Well that's S2 watched. I think overall it is a little weaker than S1 in terms of story, but the humor is better, a few actual laugh out loud moments for me and that last episode was/is awesome. I'm just going to try really hard to keep track of who is human, who is


Spoiler



a robot


 and who is


Spoiler



an AI program


. Let alone


Spoiler



what reality/timeline/imagination we're currently in.


----------



## jonajon91 (Mar 9, 2015)

Damn these are coming a lot faster than I thought they would be, I don't know if ill be able to keep up at this rate.

http://www.youtube.com/playlist?list=PL2vBnPCQT4WLXUP5_rnQoUwp3EZbDWPAa

This series is definitely one of my favorites though with new timelines and stuff coming into play.


----------



## jonajon91 (Mar 9, 2015)

http://www.youtube.com/playlist?list=PL2vBnPCQT4WLXUP5_rnQoUwp3EZbDWPAa


----------



## jonajon91 (Mar 9, 2015)

Sorry, my computer messed up and I ended up with a triple post and no way to edit.


----------



## jonajon91 (Mar 13, 2015)

Season four, here we go.


----------



## jonajon91 (Mar 14, 2015)

double post - season five bellow.


----------



## jonajon91 (Mar 14, 2015)




----------



## jonajon91 (Mar 16, 2015)

The first five series' wrap up into one big story ark. 
Series 6 inbound



This series has one of the best monologue/speeches at the end of it, powerful stuff.


----------



## StevenC (Mar 16, 2015)

I'm binge watching Scrubs lately, but as soon as that's over, Red vs Blue all the way!


----------



## jonajon91 (Mar 17, 2015)

MINI SERIES!


----------



## jonajon91 (Mar 19, 2015)

Man, I finally got round to Series three, the whole episode 50 through to episode 52 is amazing!

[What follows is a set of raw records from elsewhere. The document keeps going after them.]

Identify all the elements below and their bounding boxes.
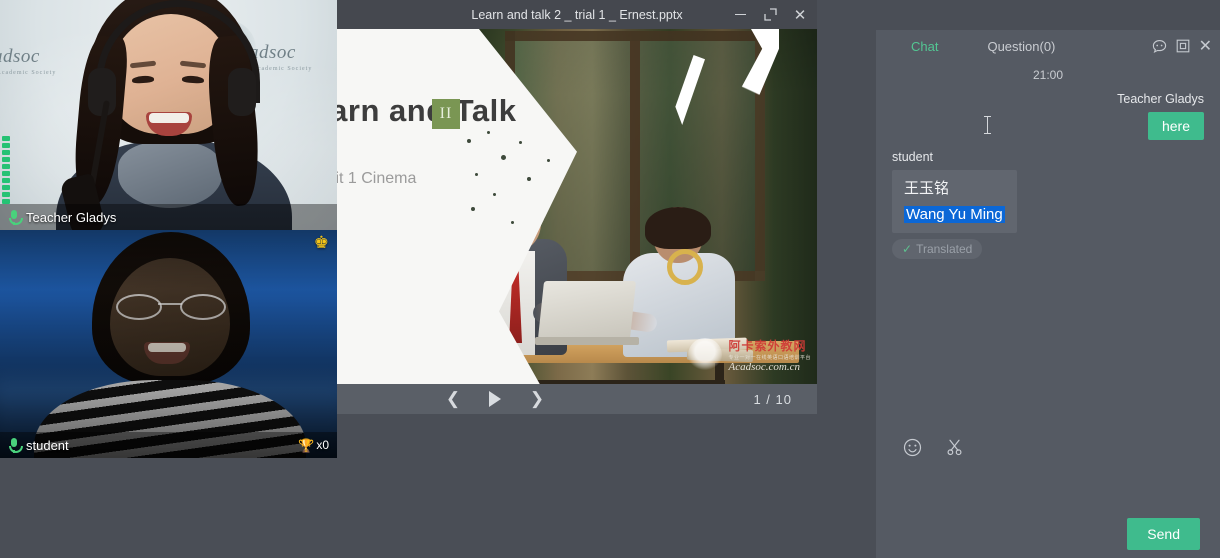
photo-person-woman [623, 209, 735, 357]
student-name-label: student [26, 438, 69, 453]
slide-page-indicator: 1 / 10 [753, 392, 792, 407]
teacher-name-bar: Teacher Gladys [0, 204, 337, 230]
teacher-headset-earcup [228, 68, 256, 116]
teacher-video-tile[interactable]: Acadsoc Online Academic Society Acadsoc … [0, 0, 337, 230]
close-icon[interactable]: ✕ [1199, 36, 1212, 56]
presentation-title-bar[interactable]: Learn and talk 2 _ trial 1 _ Ernest.pptx… [337, 0, 817, 29]
restore-icon[interactable] [1176, 39, 1190, 53]
student-video-feed [0, 230, 337, 458]
video-vignette [0, 230, 337, 458]
chat-bubble-icon[interactable] [1152, 39, 1167, 54]
trophy-icon: 🏆 [298, 439, 314, 452]
window-controls: ✕ [725, 0, 815, 29]
chat-message-incoming: student 王玉铭 Wang Yu Ming ✓ Translated [876, 150, 1220, 259]
backdrop-brand-logo: Acadsoc Online Academic Society [0, 46, 56, 76]
close-icon[interactable]: ✕ [785, 0, 815, 29]
message-sender-name: Teacher Gladys [892, 92, 1204, 106]
teacher-scarf [118, 142, 222, 208]
chat-header-actions: ✕ [1152, 30, 1212, 62]
slide-canvas[interactable]: 阿卡索外教网 专业一对一在线英语口语培训平台 Acadsoc.com.cn [337, 29, 817, 384]
background-bottom [0, 458, 876, 558]
meeting-app-window: Acadsoc Online Academic Society Acadsoc … [0, 0, 1220, 558]
send-button[interactable]: Send [1127, 518, 1200, 550]
slide-unit-badge: II [432, 99, 460, 129]
translated-label: Translated [916, 242, 972, 256]
teacher-name-label: Teacher Gladys [26, 210, 116, 225]
tab-chat[interactable]: Chat [911, 39, 938, 54]
backdrop-brand-tagline: Online Academic Society [0, 70, 56, 76]
chat-message-outgoing: Teacher Gladys here [876, 92, 1220, 140]
restore-icon[interactable] [755, 0, 785, 29]
slide-controls: ❮ ❯ 1 / 10 [337, 384, 817, 414]
message-bubble[interactable]: here [1148, 112, 1204, 140]
play-icon[interactable] [485, 389, 505, 409]
chat-timestamp: 21:00 [876, 68, 1220, 82]
acadsoc-watermark: 阿卡索外教网 专业一对一在线英语口语培训平台 Acadsoc.com.cn [688, 337, 811, 373]
photo-laptop [535, 283, 639, 345]
tree-logo-icon [688, 338, 722, 372]
check-icon: ✓ [902, 242, 912, 256]
backdrop-brand-name: Acadsoc [0, 46, 56, 68]
message-sender-name: student [892, 150, 1204, 164]
trophy-count-label: x0 [316, 438, 329, 452]
slide-headline: Learn and Talk [337, 93, 517, 129]
message-bubble[interactable]: 王玉铭 Wang Yu Ming [892, 170, 1017, 233]
chat-toolbar [876, 425, 1220, 469]
chevron-right-icon[interactable]: ❯ [527, 389, 547, 409]
message-text-english-selected[interactable]: Wang Yu Ming [904, 206, 1005, 223]
emoji-icon[interactable] [901, 436, 923, 458]
chat-panel-header: Chat Question(0) ✕ [876, 30, 1220, 62]
message-text-chinese: 王玉铭 [904, 177, 1005, 198]
tab-question[interactable]: Question(0) [987, 39, 1055, 54]
watermark-chinese: 阿卡索外教网 [728, 337, 811, 354]
student-name-bar: student 🏆 x0 [0, 432, 337, 458]
watermark-chinese-sub: 专业一对一在线英语口语培训平台 [728, 354, 811, 361]
student-video-tile[interactable]: ♚ student 🏆 x0 [0, 230, 337, 458]
microphone-icon [8, 437, 20, 453]
ink-dots-graphic [463, 129, 593, 259]
microphone-icon [8, 209, 20, 225]
trophy-counter: 🏆 x0 [298, 438, 329, 452]
scissors-icon[interactable] [943, 436, 965, 458]
video-column: Acadsoc Online Academic Society Acadsoc … [0, 0, 337, 458]
audio-level-meter [2, 118, 10, 204]
crown-icon: ♚ [314, 234, 329, 251]
chat-panel: Chat Question(0) ✕ [876, 30, 1220, 558]
text-cursor-icon [987, 116, 988, 134]
teacher-video-feed: Acadsoc Online Academic Society Acadsoc … [0, 0, 337, 230]
translated-badge: ✓ Translated [892, 239, 982, 259]
watermark-english: Acadsoc.com.cn [728, 361, 811, 373]
slide-subtitle: Unit 1 Cinema [337, 170, 416, 188]
chat-message-list[interactable]: 21:00 Teacher Gladys here student 王玉铭 Wa… [876, 62, 1220, 425]
presentation-window: Learn and talk 2 _ trial 1 _ Ernest.pptx… [337, 0, 817, 414]
minimize-icon[interactable] [725, 0, 755, 29]
chevron-left-icon[interactable]: ❮ [443, 389, 463, 409]
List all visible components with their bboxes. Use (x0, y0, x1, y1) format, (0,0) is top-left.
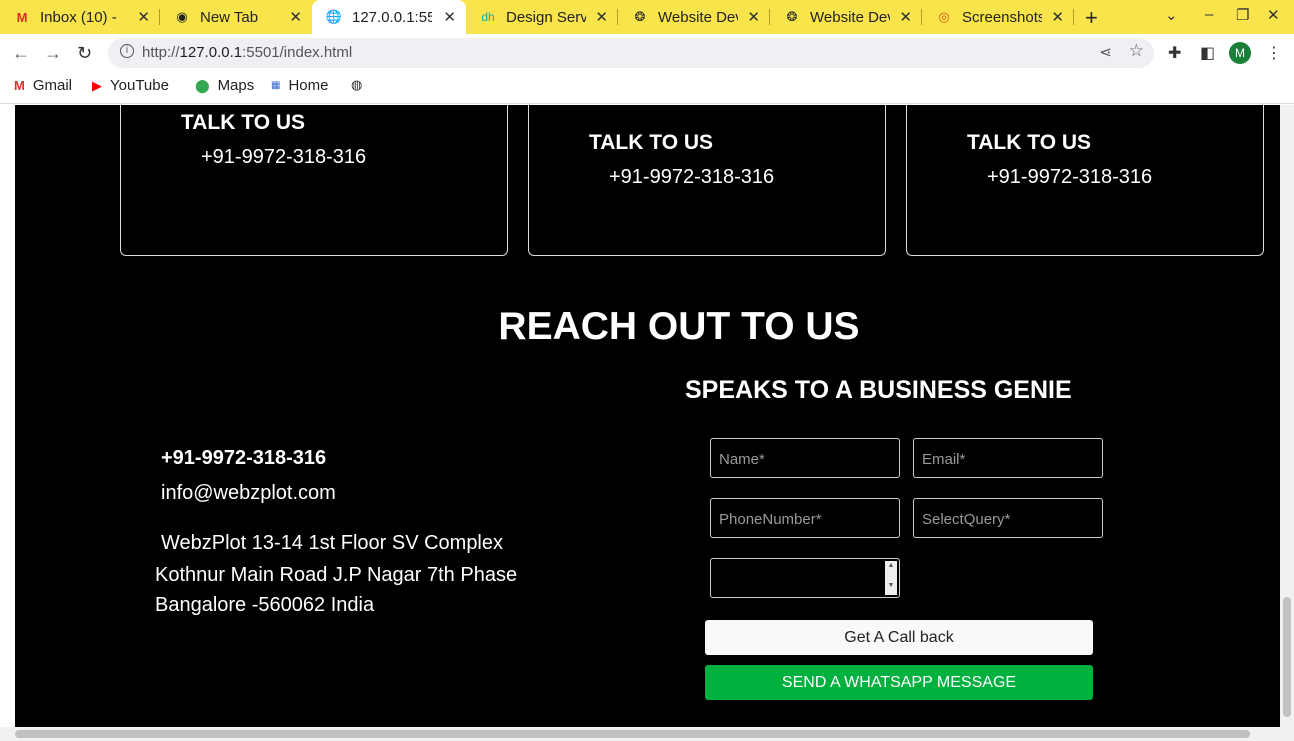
url-text[interactable]: http://127.0.0.1:5501/index.html (142, 44, 352, 61)
browser-toolbar: ← → ↻ i http://127.0.0.1:5501/index.html… (0, 34, 1294, 72)
dh-icon: dh (481, 10, 495, 24)
contact-address: WebzPlot 13-14 1st Floor SV Complex Koth… (155, 532, 518, 616)
name-input[interactable]: Name* (710, 438, 900, 478)
vertical-scrollbar[interactable] (1280, 105, 1294, 741)
globe-icon: 🌐 (325, 9, 343, 24)
openai-icon: ❂ (786, 9, 798, 24)
horizontal-scrollbar[interactable] (0, 727, 1280, 741)
card-heading: TALK TO US (181, 111, 306, 134)
chrome-icon: ◉ (176, 9, 188, 24)
card-phone[interactable]: +91-9972-318-316 (609, 166, 774, 189)
tab-title: Inbox (10) - m (40, 8, 120, 26)
bookmarks-bar: M Gmail ▶ YouTube ⬤ Maps ▦ Home ◍ (0, 72, 1294, 104)
tab-gmail[interactable]: M Inbox (10) - m ✕ (0, 0, 160, 34)
close-window-icon[interactable]: ✕ (1267, 6, 1280, 24)
bookmark-maps[interactable]: ⬤ Maps (195, 77, 254, 94)
query-select[interactable]: SelectQuery* (913, 498, 1103, 538)
close-tab-icon[interactable]: ✕ (1051, 8, 1064, 26)
minimize-icon[interactable]: – (1205, 6, 1213, 23)
talk-card: TALK TO US +91-9972-318-316 (906, 105, 1264, 256)
home-site-icon: ▦ (271, 80, 281, 91)
reload-icon[interactable]: ↻ (77, 43, 92, 64)
scroll-thumb[interactable] (15, 730, 1250, 738)
tab-design-services[interactable]: dh Design Servi ✕ (466, 0, 618, 34)
tab-website-dev-2[interactable]: ❂ Website Dev ✕ (770, 0, 922, 34)
close-tab-icon[interactable]: ✕ (595, 8, 608, 26)
card-phone[interactable]: +91-9972-318-316 (987, 166, 1152, 189)
reach-title: REACH OUT TO US (498, 305, 860, 348)
menu-kebab-icon[interactable]: ⋮ (1266, 43, 1282, 63)
tab-title: Website Dev (658, 8, 738, 26)
profile-avatar[interactable]: M (1229, 42, 1251, 64)
tab-title: New Tab (200, 8, 259, 26)
gmail-icon: M (16, 9, 28, 25)
share-icon[interactable]: ⋖ (1099, 43, 1112, 61)
ubuntu-icon: ◎ (938, 9, 950, 24)
bookmark-gmail[interactable]: M Gmail (14, 77, 72, 94)
close-tab-icon[interactable]: ✕ (899, 8, 912, 26)
callback-button[interactable]: Get A Call back (705, 620, 1093, 655)
tab-search-icon[interactable]: ⌄ (1165, 6, 1178, 24)
contact-email[interactable]: info@webzplot.com (155, 482, 336, 505)
tab-title: Website Dev (810, 8, 890, 26)
youtube-icon: ▶ (92, 77, 102, 93)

Just a huge Church timeline circlejerk.


----------



## jonajon91 (Mar 21, 2015)

Seven and Eight



---------------------------



---------------------------

They have also been uploading PSAs and videos that have been sponsor only so far such as behind the scenes, episode 49.5, the best episode ever and alternate endings to ep.100. Ill post all that jazz when we're up to date with episodes.


----------



## jonajon91 (Mar 23, 2015)

Number nine


----------



## StevenC (Mar 24, 2015)

I forgot how long it took for Caboose to become, well, Caboose.


----------



## Church2224 (Mar 24, 2015)

jonajon91 said:


> Man, I finally got round to Series three, the whole episode 50 through to episode 52 is amazing! Just a huge Church timeline circlejerk.





Don't remind me man, those were bad times...


----------



## jonajon91 (Mar 25, 2015)

New mini-series, no playlist for this one though, the next clips should be in the side bar though.


----------



## jonajon91 (Mar 26, 2015)

Miniseries.


----------



## superash (Mar 30, 2015)

I nearly forgot RvB was a thing.
My teen years call back to me!


----------



## jonajon91 (Mar 30, 2015)

10



11



12





When series 13 starts up, do you guys want me to post every episode as it comes out or is that too much?


----------



## StevenC (Apr 13, 2015)

Just got finished Season 8. I'm pretty sure that's where I got to the last time I watched it.

Such a great show, especially Out of Mind and beyond.


----------



## jonajon91 (Apr 15, 2015)

sorry i have not postee anything. im on holiday and posting this through my brothers xbox


----------